As has now been shown, affected patients respond particularly well to the substance Vemurafenib. Their average lifespan is around 40% higher than with conventional chemotherapy, according to a current study presented at the Congress of the European Society for Medical Oncology (ESMO). This substance, recently licensed in the EU, is a fitting example for a treatment concept that has undergone rapid developments in recent years – personalised medicine. ‘The next ten to fifteen years will see us make real strides toward genuinely personalised treatment for cancer patients,’ said ESMO president Dr Martine Piccart, during the society’s 2012 meeting held recently in Vienna.
The right drug in the right dosage at the right time is, to coin a snappy slogan, the objective of individualised medicine. ‘Personalised medicine is about matching patients to the treatments that work best for them. In oncology, personalised medicine is becoming a clinical reality, with targeted treatments already in use,’ explained Professor Antanasio Pandiella, Translational Oncopharmacology Unit Director and Vice-director at Salamanca Cancer Research Centre in Spain. ‘The concept of one chemotherapy drug fits all is now history. We are increasingly defining treatments according to the molecular characteristics of individual tumours.’

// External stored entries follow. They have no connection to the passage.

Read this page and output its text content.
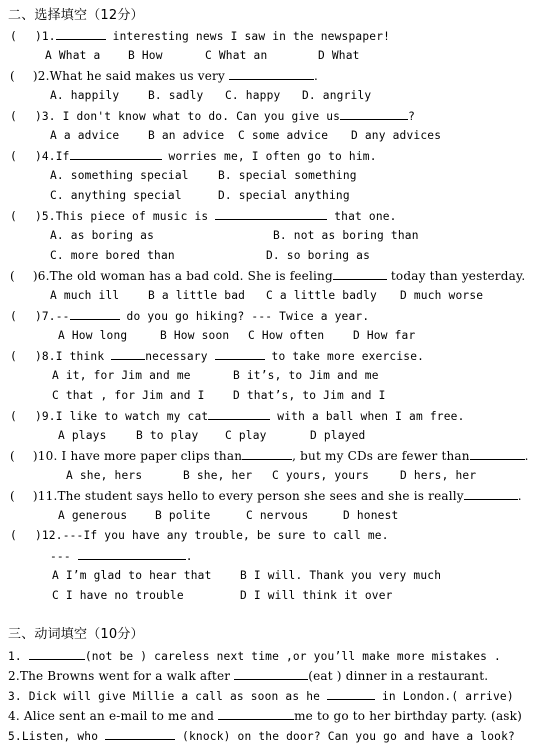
二、选择填空（12分）
( )1.	interesting news I saw in the newspaper!
A What a B How	C What an	D What
( )2.What he said makes us very	.
A. happily	B. sadly C. happy D. angrily
( )3. I don't know what to do. Can you give us	?
A a advice	B an advice C some advice D any advices
( )4.If	worries me, I often go to him.
A. something special	B. special something
C. anything special	D. special anything
( )5.This piece of music is	that one.
A. as boring as	B. not as boring than
C. more bored than	D. so boring as
( )6.The old woman has a bad cold. She is feeling	today than yesterday.
A much ill	B a little bad C a little badly D much worse
( )7.--	do you go hiking? --- Twice a year.
A How long	B How soon C How often	D How far
( )8.I think	necessary	to take more exercise.
A it, for Jim and me	B it’s, to Jim and me
C that , for Jim and I	D that’s, to Jim and I
( )9.I like to watch my cat	with a ball when I am free.
A plays	B to play C play	D played
( )10. I have more paper clips than	, but my CDs are fewer than	.
A she, hers	B she, her C yours, yours	D hers, her
( )11.The student says hello to every person she sees and she is really	.
A generous B polite	C nervous	D honest
( )12.---If you have any trouble, be sure to call me.
---	.
A I’m glad to hear that	B I will. Thank you very much
C I have no trouble	D I will think it over
三、动词填空（10分）
1.	(not be ) careless next time ,or you’ll make more mistakes .
2.The Browns went for a walk after	(eat ) dinner in a restaurant.
3. Dick will give Millie a call as soon as he	in London.( arrive)
4. Alice sent an e-mail to me and	me to go to her birthday party. (ask)
5.Listen, who	(knock) on the door? Can you go and have a look?
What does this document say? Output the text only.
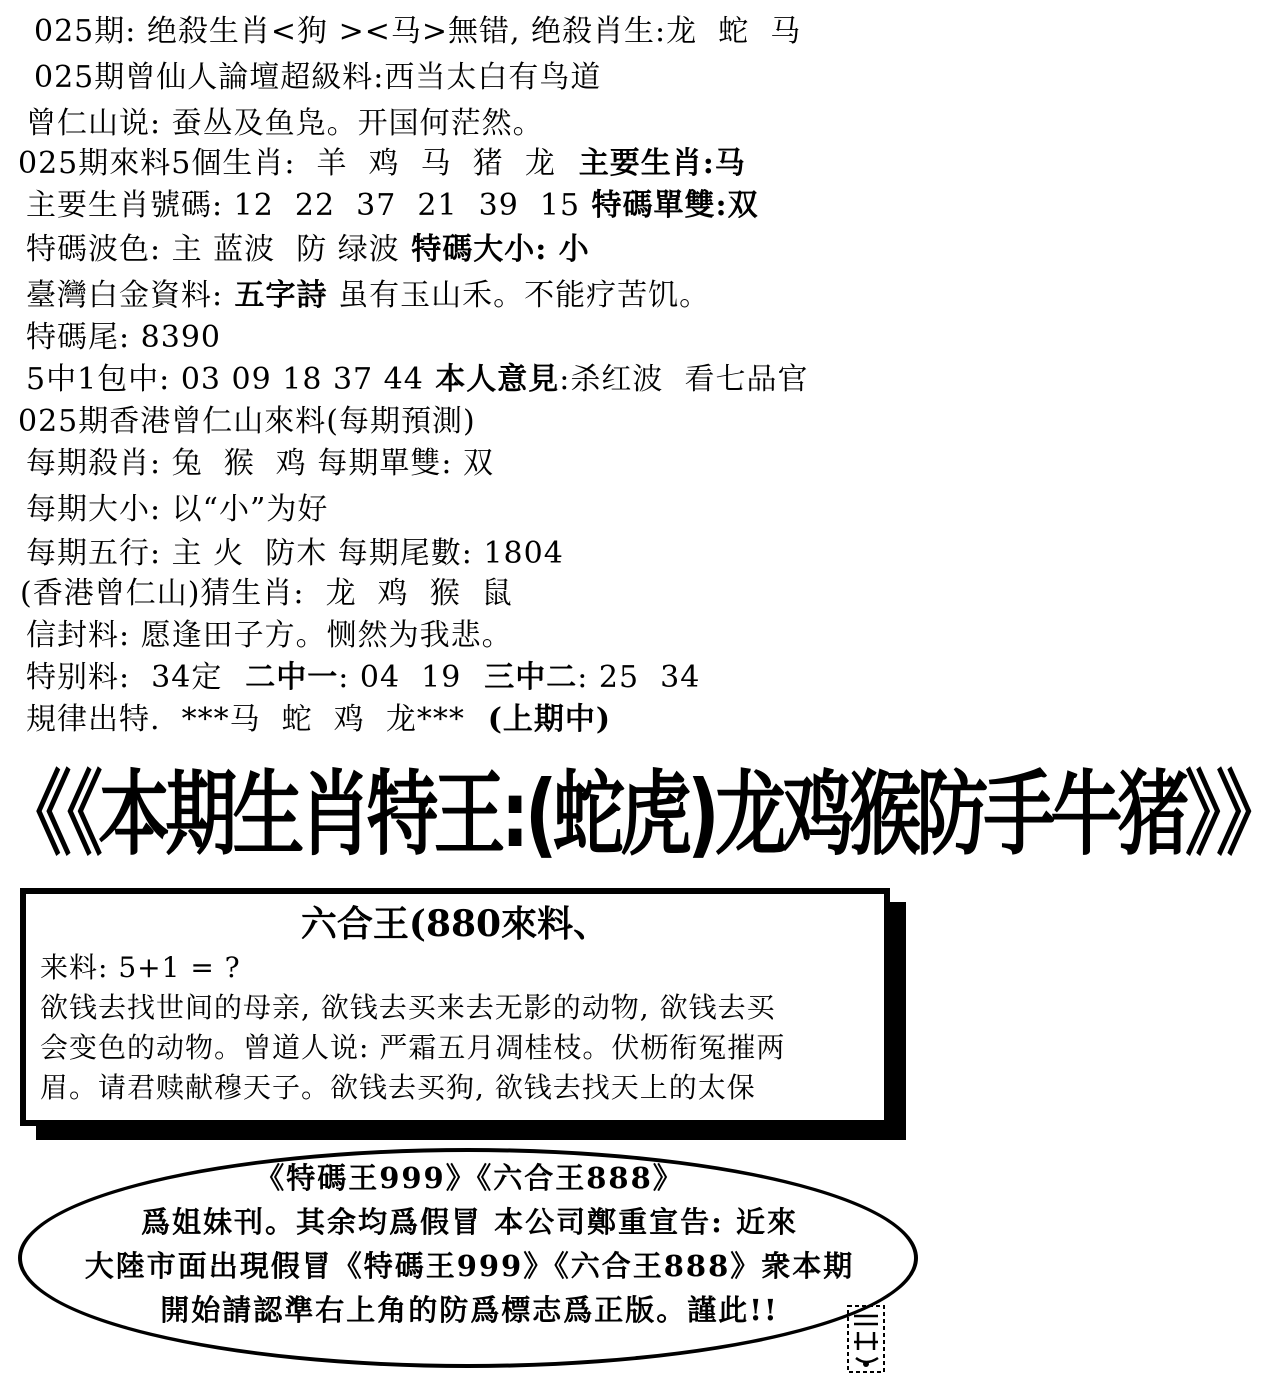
025期: 绝殺生肖<狗 ><马>無错, 绝殺肖生:龙  蛇  马
025期曾仙人論壇超級料:西当太白有鸟道
曾仁山说: 蚕丛及鱼凫。开国何茫然。
025期來料5個生肖:  羊  鸡  马  猪  龙  主要生肖:马
主要生肖號碼: 12  22  37  21  39  15 特碼單雙:双
特碼波色: 主 蓝波  防 绿波 特碼大小: 小
臺灣白金資料: 五字詩 虽有玉山禾。不能疗苦饥。
特碼尾: 8390
5中1包中: 03 09 18 37 44 本人意見:杀红波  看七品官
025期香港曾仁山來料(每期預測)
每期殺肖: 兔  猴  鸡 每期單雙: 双
每期大小: 以“小”为好
每期五行: 主 火  防木 每期尾數: 1804
(香港曾仁山)猜生肖:  龙  鸡  猴  鼠
信封料: 愿逢田子方。恻然为我悲。
特别料:  34定  二中一: 04  19  三中二: 25  34
規律出特.  ***马  蛇  鸡  龙***  (上期中)
《《本期生肖特王:(蛇虎)龙鸡猴防手牛猪》》
六合王(880來料、
来料: 5+1 = ?
欲钱去找世间的母亲, 欲钱去买来去无影的动物, 欲钱去买
会变色的动物。曾道人说: 严霜五月凋桂枝。伏枥衔冤摧两
眉。请君赎献穆天子。欲钱去买狗, 欲钱去找天上的太保
《特碼王999》《六合王888》
爲姐妹刊。其余均爲假冒 本公司鄭重宣告: 近來
大陸市面出現假冒《特碼王999》《六合王888》衆本期
開始請認準右上角的防爲標志爲正版。謹此!!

Cancer develops through genetic mutations in the body’s cells. The genome of some types of tumour contains up to 100,000 changes of the genetic material. Not all of them are relevant to cancer development, with the number of ‘cancer-genes’ currently estimated at around 300 ¬¬– 400. During genetic tests carried out in the context of cancerous diseases only very few genetic mutations are classed as biomarkers. If Dr Pier Giuseppe Pelicci, CO-Scientific Director of the European Institute of Oncology (IEO) in Milan, Italy, had his way, whole genome testing will soon be part of clinical routine: ‘This could identify new prognostic markers and new therapeutic targets.’

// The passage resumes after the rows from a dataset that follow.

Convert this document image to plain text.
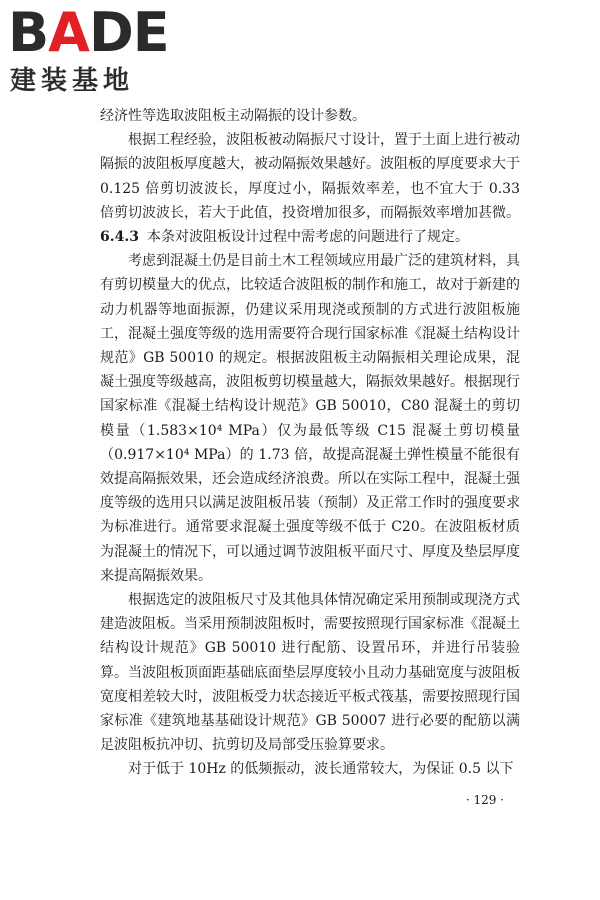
BADE
建装基地

经济性等选取波阻板主动隔振的设计参数。

根据工程经验，波阻板被动隔振尺寸设计，置于土面上进行被动隔振的波阻板厚度越大，被动隔振效果越好。波阻板的厚度要求大于 0.125 倍剪切波波长，厚度过小，隔振效率差，也不宜大于 0.33 倍剪切波波长，若大于此值，投资增加很多，而隔振效率增加甚微。

6.4.3 本条对波阻板设计过程中需考虑的问题进行了规定。

考虑到混凝土仍是目前土木工程领域应用最广泛的建筑材料，具有剪切模量大的优点，比较适合波阻板的制作和施工，故对于新建的动力机器等地面振源，仍建议采用现浇或预制的方式进行波阻板施工，混凝土强度等级的选用需要符合现行国家标准《混凝土结构设计规范》GB 50010 的规定。根据波阻板主动隔振相关理论成果，混凝土强度等级越高，波阻板剪切模量越大，隔振效果越好。根据现行国家标准《混凝土结构设计规范》GB 50010，C80 混凝土的剪切模量（1.583×10⁴ MPa）仅为最低等级 C15 混凝土剪切模量（0.917×10⁴ MPa）的 1.73 倍，故提高混凝土弹性模量不能很有效提高隔振效果，还会造成经济浪费。所以在实际工程中，混凝土强度等级的选用只以满足波阻板吊装（预制）及正常工作时的强度要求为标准进行。通常要求混凝土强度等级不低于 C20。在波阻板材质为混凝土的情况下，可以通过调节波阻板平面尺寸、厚度及垫层厚度来提高隔振效果。

根据选定的波阻板尺寸及其他具体情况确定采用预制或现浇方式建造波阻板。当采用预制波阻板时，需要按照现行国家标准《混凝土结构设计规范》GB 50010 进行配筋、设置吊环，并进行吊装验算。当波阻板顶面距基础底面垫层厚度较小且动力基础宽度与波阻板宽度相差较大时，波阻板受力状态接近平板式筏基，需要按照现行国家标准《建筑地基基础设计规范》GB 50007 进行必要的配筋以满足波阻板抗冲切、抗剪切及局部受压验算要求。

对于低于 10Hz 的低频振动，波长通常较大，为保证 0.5 以下

· 129 ·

‘Increasingly extensive sequence analyses of cancer genomes have led to the discovery of new mutated cancer genes and have explored the extant patterns of somatic mutation,’ explained Professor Michael Stratton, Director of the Wellcome Trust Sanger Institute in Cambridge (UK) and joint head of the Cancer Genome Project, which aims to elucidate the genetic causes of human cancers. In the context of the Cancer Genome Projects some catalogues of the mutations in the genome of individual breast cancers have already been compiled. ‘The combinations of mutated cancer genes and the mutational processes that are operative in the subclasses of breast cancer are becoming apparent,’ said Prof. Stratton, summarising the research results. During ESMO, other oncologists reported on the cartography of the genetic landscape for pancreatic cancer and melanoma.
Nonetheless, personalised medicine must also overcome some obstacles: ‘We are very concerned about the huge bureaucracy involved in running clinical trials,’ explained ESMO President Piccart. ‘We hope that the new clinical trials directive, due to come into force in 2016, will facilitate research.’ Another new directive in development also has a potentially important impact on clinical trials: the new Data Protection Regulation, currently in draft form. ‘In cancer research, we need to be able to share data,’ she added.
Dr Paolo G Casali, head of the Adult Sarcoma Medical Oncology Unit, Istituto Nazionale Tumori, Milan, Italy, refers to a methodological problem: The more individualised the treatment the more difficult the clinical examinations. ‘We need hundreds of patients for a clinical study. If the target groups become increasingly smaller we won’t be able to achieve these numbers,’ he warns. Concerning data protection and the clinical trials directive he cautioned, ‘There will be no personalised oncology at all if we don’t change the rules.